There is a probability of hash collisions. For the final duplicate detection,
not only the hash but also the file size and file types are compared to reduce
the probability of false positives. When choosing a weak hash function (with many
false duplicates), the tool may run slower.

### Planned-features
* **Archive support**: The tool will be able to traverse into archives like zip
or tar files to find duplicated structures there.
* **CUI**: A graphical command line interface will be added to allow easy duplicate
processing (removal/excluding/...).
* **Multi machine analysis**: The tool will be able to analyze a (shared) directory
on multiple machines in parallel to speed up the analysis process.
* **Merge**: The tool will be able to merge analysis files such that analysis results
from different machines can be combined.
* **Hardlinks**: The tool will be able to detect hardlinks and treat them as not duplicates
(if set via flags).
* **Evaluation modes**: Different analysis modes. Allowing for example to set a
directory of truth (archival directory) to compare against. Every file/folder already
in the truth directory, found elsewhere will be marked as duplicate to remove.

## Usage
The tool is a command line tool. There are two stages: `build` and `analyze`.
1. **Build**: The tool builds a hash tree of the target directory. This is done
by running `backup-deduplicator build [OPTIONS] `. The hash tree is saved to
disk and is used by the next stage.
2. **Analyze**: The tool analyzes the hash tree to find duplicates. This is done
by running `backup-deduplicator analyze [OPTIONS]`. The tool will output a list of
duplicated structures to an analysis result file.

### Build
Exemplary usage to build a hash tree of a directory:
```bash
backup-deduplicator
--threads 16
build
--working-directory /parent
--output /parent/hash.bdd
/parent/target
```
This will build a hash tree of the directory `/path/to/parent/target` and save it to
`hash.bdd` in the parent directory. The tool will use 16 threads to split the hash
calculation work.

### Analyze
Exemplary usage to analyze a hash tree:
```bash
backup-deduplicator
analyze
--output /parent/analysis.bdd
/parent/hash.bdd
```
This will analyze the hash tree in `hash.bdd` and save the analysis result to `analysis.bdd`.
The analysis file will then contain a list of JSON objects (one per line),
each representing a found duplicated structure.

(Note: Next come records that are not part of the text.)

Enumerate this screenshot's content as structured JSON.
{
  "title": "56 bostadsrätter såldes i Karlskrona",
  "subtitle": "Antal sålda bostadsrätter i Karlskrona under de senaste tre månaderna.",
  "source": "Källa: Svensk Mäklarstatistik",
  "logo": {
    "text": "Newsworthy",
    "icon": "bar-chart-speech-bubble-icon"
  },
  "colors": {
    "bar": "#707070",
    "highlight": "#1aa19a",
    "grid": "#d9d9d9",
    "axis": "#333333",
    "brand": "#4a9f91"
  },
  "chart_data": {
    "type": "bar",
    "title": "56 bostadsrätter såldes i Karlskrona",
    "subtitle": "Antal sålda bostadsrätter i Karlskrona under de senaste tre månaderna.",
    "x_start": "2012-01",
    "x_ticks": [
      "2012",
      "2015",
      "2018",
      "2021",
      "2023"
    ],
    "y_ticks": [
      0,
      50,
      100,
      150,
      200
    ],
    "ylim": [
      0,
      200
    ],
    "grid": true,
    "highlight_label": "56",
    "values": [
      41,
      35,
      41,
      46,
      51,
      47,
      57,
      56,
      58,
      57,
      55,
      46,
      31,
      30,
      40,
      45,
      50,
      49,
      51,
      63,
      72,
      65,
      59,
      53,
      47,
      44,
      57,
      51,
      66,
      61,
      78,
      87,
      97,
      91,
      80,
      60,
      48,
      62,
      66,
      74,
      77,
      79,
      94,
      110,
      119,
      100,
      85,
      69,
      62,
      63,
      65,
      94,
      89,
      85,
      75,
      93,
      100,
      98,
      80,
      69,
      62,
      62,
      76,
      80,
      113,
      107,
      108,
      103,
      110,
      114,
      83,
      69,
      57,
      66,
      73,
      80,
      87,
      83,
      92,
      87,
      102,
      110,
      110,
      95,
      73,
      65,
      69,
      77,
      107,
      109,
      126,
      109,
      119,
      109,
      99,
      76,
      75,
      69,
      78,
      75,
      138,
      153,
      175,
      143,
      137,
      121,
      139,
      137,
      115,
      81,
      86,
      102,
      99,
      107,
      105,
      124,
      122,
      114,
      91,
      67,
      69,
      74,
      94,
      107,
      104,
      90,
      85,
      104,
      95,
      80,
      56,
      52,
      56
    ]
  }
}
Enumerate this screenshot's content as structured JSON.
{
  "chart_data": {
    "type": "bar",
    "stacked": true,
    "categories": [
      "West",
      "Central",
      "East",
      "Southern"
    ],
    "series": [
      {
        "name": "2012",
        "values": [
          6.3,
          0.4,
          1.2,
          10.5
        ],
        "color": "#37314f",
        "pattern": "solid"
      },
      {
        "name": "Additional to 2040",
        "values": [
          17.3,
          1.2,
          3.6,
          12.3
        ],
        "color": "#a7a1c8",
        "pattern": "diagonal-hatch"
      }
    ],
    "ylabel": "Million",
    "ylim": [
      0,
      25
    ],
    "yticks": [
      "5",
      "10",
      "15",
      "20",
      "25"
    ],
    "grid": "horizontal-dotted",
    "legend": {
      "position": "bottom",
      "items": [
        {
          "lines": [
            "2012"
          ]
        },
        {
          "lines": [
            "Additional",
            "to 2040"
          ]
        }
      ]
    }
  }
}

Further processing with this tool is in development.

## Installation
The tool is written in Rust, and can be installed using `cargo`:
```bash
cargo install backup-deduplicator
```

Precompiled binaries are available for download on the release page
.

## Features Flags
The tool uses the rust features flags to enable or disable certain features.
The following flags are available:
* `hash-sha1`: Use the [sha1](https://crates.io/crates/sha1) module to enable SHA1 hash function
* `hash-sha2`: Use the [sha2](https://crates.io/crates/sha2) module to enable SHA512, SHA256 hash functions
* `hash-xxh`: Use the [xxhash-rust](https://crates.io/crates/xxhash-rust) module to enable XXH3 (32/64) hash functions

## Contribution
Contributions to the project are welcome! If you have a feature request,
bug report, or want to contribute to the code, please open an
issue or a pull request.

## License
This project is licensed under the GPLv3 license. See the LICENSE file for details.